Dir Duncan Jones UK (18+)
For a good 30 minutes, you’ll wonder why you’re bothering to watch Moon. It’s disorienting. The knackered sets appear not only low-budget, but dated, dredged up from a ’70s sci-fi production and forced back into duty against their will. Kevin Spacey voices an artificially intelligent computer that displays emotion through a yellow smiley face on its monitor, Sam Rockwell cuts a pathetic figure as the sole caretaker of a space station, and you wonder just how long you can watch him go about his everyday, dull activities. When was this made? Surely before they got famous? Nope, it’s from 2009.

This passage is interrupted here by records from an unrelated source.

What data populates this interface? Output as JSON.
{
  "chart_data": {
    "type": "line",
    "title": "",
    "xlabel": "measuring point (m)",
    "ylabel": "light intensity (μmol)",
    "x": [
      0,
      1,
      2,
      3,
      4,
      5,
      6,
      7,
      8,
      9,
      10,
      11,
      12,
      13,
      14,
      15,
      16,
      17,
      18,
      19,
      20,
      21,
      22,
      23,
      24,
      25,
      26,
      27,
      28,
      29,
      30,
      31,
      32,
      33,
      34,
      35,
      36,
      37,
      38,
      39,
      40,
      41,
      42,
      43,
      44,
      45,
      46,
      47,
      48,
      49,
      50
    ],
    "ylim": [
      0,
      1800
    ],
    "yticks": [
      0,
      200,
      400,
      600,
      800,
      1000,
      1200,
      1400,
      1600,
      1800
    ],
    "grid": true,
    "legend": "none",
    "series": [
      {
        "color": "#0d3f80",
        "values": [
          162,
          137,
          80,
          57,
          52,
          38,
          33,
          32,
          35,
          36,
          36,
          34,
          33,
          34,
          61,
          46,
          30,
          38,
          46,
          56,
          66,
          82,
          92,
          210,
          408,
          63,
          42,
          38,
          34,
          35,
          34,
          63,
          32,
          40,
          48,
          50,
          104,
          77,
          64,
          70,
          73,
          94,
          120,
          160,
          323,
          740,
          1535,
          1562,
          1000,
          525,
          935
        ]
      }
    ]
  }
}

However, the minute Moon starts slowly to reveal its hand, it’s a different film entirely. Even the sets suddenly make sense, their dilapidated, claustrophobic presence matching the situation that Sam Bell (Rockwell) begins to realise he’s in. We don’t want to reveal too much, but take it from us: Moon turns out to be a moving and impressively humane meditation on the advancements of science and the cruelty it may encourage. Central to this success is Rockwell’s turn as the film’s sole character (unless you count Spacey as the machine). He is completely convincing, holding the whole thing together through sheer force of performance.
If we have one quibble, it’s Spacey’s AI computer GERTY, a part that seems unnecessary aside from a final plot point. Surely the scriptwriters could have found another way out that excluded this faintly daft addition to the proceedings? Fortunately, it’s not enough to tarnish Moon, which we thoroughly recommend you see and seriously ponder.